Erreur. A la seconde même où tinte la cloche en début de séance, voilà
qu'on se découvre le corps le plus encombrant qui soit. La gorge asséchée
comme si on n'avait pas bu depuis l'aube du monde, on déglutit. Une fois,
deux. Discrètement, croit-on. Le bruit résonne comme dans une chambre
d'écho. On relâche la mâchoire. Les bâillements attaquent. Puis c'est
le nez qui démange. Une bande de fourmis rouges doit l'escalader par la
face Nord. On se gratte. On essaie de penser à sa respiration. Il paraît
que ça calme. On est happé dans la contemplation de la frisette de pin,
à hauteur de regard. On y déchiffre une mer infinie.

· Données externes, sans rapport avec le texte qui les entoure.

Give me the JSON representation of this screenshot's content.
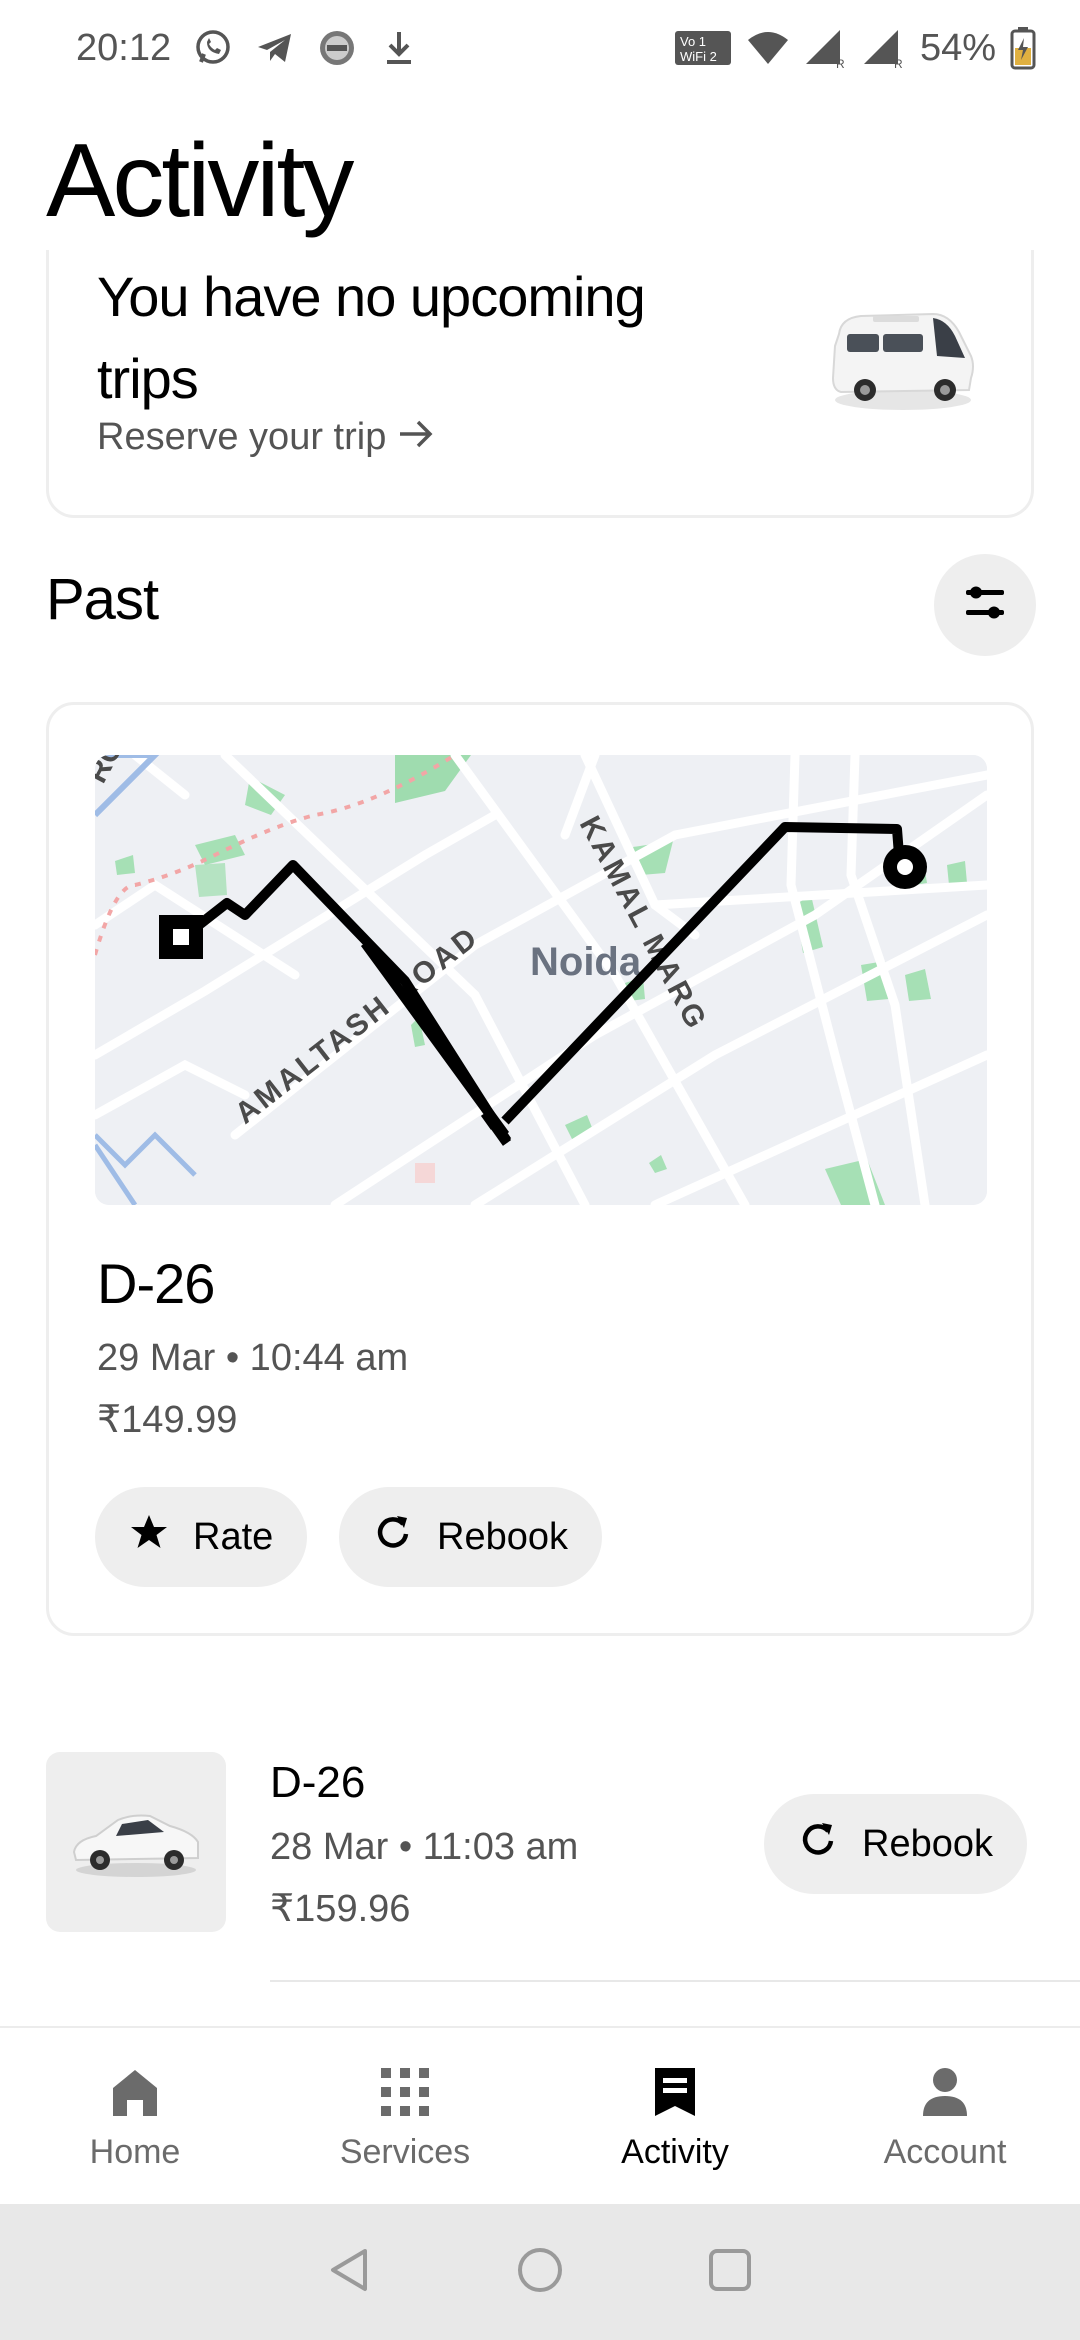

On s'y perd. On ferme
les yeux. Le genou droit se crispe. On survit de seconde en seconde. Et
on constate alors avec stupéfaction que cette contrainte que l'on croyait
minimale, rester trois quarts d'heure à vivre en silence le moment présent
- "simplement s'asseoir ", disent les textes - produit des effets inattendus,
et parfois dévastateurs. Ennui, somnolence, pensées inquiètes ou apaisées,
courbatures... c'est un festival tumultueux de sensations. Elles ont varié
au fil des séances, trois par jour minimum, et du séjour (une petite semaine).
La surprise initiale ne s'est pas émoussée. Quand il faut s'y tenir, ne
rien faire devient une entreprise ardue. Mais décapante.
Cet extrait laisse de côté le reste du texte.